7. Munculnya doktrin negara bangsa
Selain cita-cita reformasi, kaum reformator juga mempunyai cita-cita politik yaitu mereka berambisi untuk melepaskan dirinya dari kekuasaan politik dan spiritual imperium Romawi Katolik dan bermaksud membentuk pemerintahan sendiri dengan batas-batas teritori yang ditentukan. Cita-cita politik inilah yang kemudian hari melahirkan doktrin negara bangsa di kawasan Eropa. Doktrin negara bangsa menolak intervensi paus dalam persoalan-persoalan internal kenegaraan. Semakin kuat intevensi paus semakin kuat pulalan doktrin negara bangsa berkembang

V. Riwayat Hidup Calvin
Calvin adalah anak kedua dari lima bersaudara. Orang tuanya bernama Gerard Cauvin dan Jeanne Le Franc Cauvin. Ayahnya adalah seorang yang cukup sukses dan bekerja sebagai sekretaris dari uskup di Noyon. Dalam literatur sang ayah disebut sebagai seorang yang rajin, namun ambisius dan materialistik; sedangkan ibunya adalah seorang wanita yang saleh dan pengikut setia Gereja Katolik. Sejak Calvin masih kecil, sang ayah telah menjadi seorang pejabat yang cukup berpengaruh dan memperoleh banyak kedudukan dalam pekerjaannya, sehingga Calvin berhasil mendapatkan semacam beasiswa serta memperoleh pendidikan yang baik. Itulah sebabnya pada masa mudanya ia lebih sering bergaul dengan kalangan elit dan bangsawan (aristokrat). Setelah sang ibu meninggal, ia pada usia remaja (tepatnya 14 tahun) dikirim ke Universitas Paris untuk menempuh pendidikan keimaman (priesthood), yang mirip dengan sekolah teologi. Di sana ia meraih gelar Master of Arts (versi lain mencatat: Bachelor of Arts) pada usia 19 tahun (1528).[5]

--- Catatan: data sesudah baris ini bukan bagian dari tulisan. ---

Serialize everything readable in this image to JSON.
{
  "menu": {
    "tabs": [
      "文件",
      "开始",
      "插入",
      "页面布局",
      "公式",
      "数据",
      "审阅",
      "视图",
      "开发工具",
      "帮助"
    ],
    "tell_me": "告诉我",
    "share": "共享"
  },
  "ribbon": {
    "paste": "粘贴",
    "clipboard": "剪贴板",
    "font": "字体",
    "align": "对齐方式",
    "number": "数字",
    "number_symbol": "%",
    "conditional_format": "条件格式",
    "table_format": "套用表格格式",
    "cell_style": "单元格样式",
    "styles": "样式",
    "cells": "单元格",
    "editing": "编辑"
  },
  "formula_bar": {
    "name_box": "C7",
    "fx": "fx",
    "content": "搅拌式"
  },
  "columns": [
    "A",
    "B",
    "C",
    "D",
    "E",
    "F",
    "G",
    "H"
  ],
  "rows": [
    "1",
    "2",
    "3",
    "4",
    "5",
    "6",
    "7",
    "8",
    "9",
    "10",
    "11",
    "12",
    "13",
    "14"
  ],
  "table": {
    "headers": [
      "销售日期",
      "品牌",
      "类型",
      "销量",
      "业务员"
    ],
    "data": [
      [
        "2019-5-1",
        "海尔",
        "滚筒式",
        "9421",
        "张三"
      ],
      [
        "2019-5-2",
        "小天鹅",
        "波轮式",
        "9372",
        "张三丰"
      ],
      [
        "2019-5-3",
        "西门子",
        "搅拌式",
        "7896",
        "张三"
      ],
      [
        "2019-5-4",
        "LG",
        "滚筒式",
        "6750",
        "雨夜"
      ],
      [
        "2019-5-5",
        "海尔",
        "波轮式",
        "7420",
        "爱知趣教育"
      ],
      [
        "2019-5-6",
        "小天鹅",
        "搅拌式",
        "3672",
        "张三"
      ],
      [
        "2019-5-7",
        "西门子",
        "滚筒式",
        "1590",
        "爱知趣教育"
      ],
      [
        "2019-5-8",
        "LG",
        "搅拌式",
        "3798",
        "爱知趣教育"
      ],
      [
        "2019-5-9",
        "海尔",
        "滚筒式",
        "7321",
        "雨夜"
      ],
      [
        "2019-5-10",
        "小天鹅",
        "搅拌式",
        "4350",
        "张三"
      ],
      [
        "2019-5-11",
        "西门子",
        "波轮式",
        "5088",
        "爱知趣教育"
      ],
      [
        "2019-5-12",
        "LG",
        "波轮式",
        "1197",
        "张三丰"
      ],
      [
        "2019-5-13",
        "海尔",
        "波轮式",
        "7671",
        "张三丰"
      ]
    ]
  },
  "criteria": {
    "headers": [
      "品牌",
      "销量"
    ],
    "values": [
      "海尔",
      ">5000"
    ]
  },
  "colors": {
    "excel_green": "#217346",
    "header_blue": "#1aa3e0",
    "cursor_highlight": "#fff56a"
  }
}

Tetapi kesuksesan orang tuanya tidak terlalu lama. Sang ayah belakangan terlibat konflik dengan atasannya, seorang uskup, yang akhirnya merekomendasikan supaya sang ayah diekskomunikasikan dari gereja. Itulah sebabnya mengapa sang ayah selanjutnya tidak menginginkan anaknya menjadi seperti dirinya (yaitu bekerja dan melayani di lingkungan gereja) dan Calvin selanjunya diarahkannya untuk menempuh pendidikan di Universitas Orleans dalam bidang hukum. Ketika berkuliah di sana ia dididik di bawah seorang guru yang bernama Pierre de l’Etoile. Dari tempat ini ia melanjutkan ke Universitas Bourges di bawah seorang pengacara humanis yang bernama Andrea Alciati. Ia berhasil menyelesaikan pendidikan di sana dengan meraih gelar doktor hukum tahun 1531 (dan pada tahun yang sama ayahnya meninggal dunia). Setelah itu ia kembali ke Paris dan menulis buku pertamanya (A Commentary on De Clementia, 1532) yang membahas tentang pikiran etika dari Lucius Annaeus Seneca, yakni seorang filsuf dan negarawan Romawi yang sangat brillian dan produktif.[6]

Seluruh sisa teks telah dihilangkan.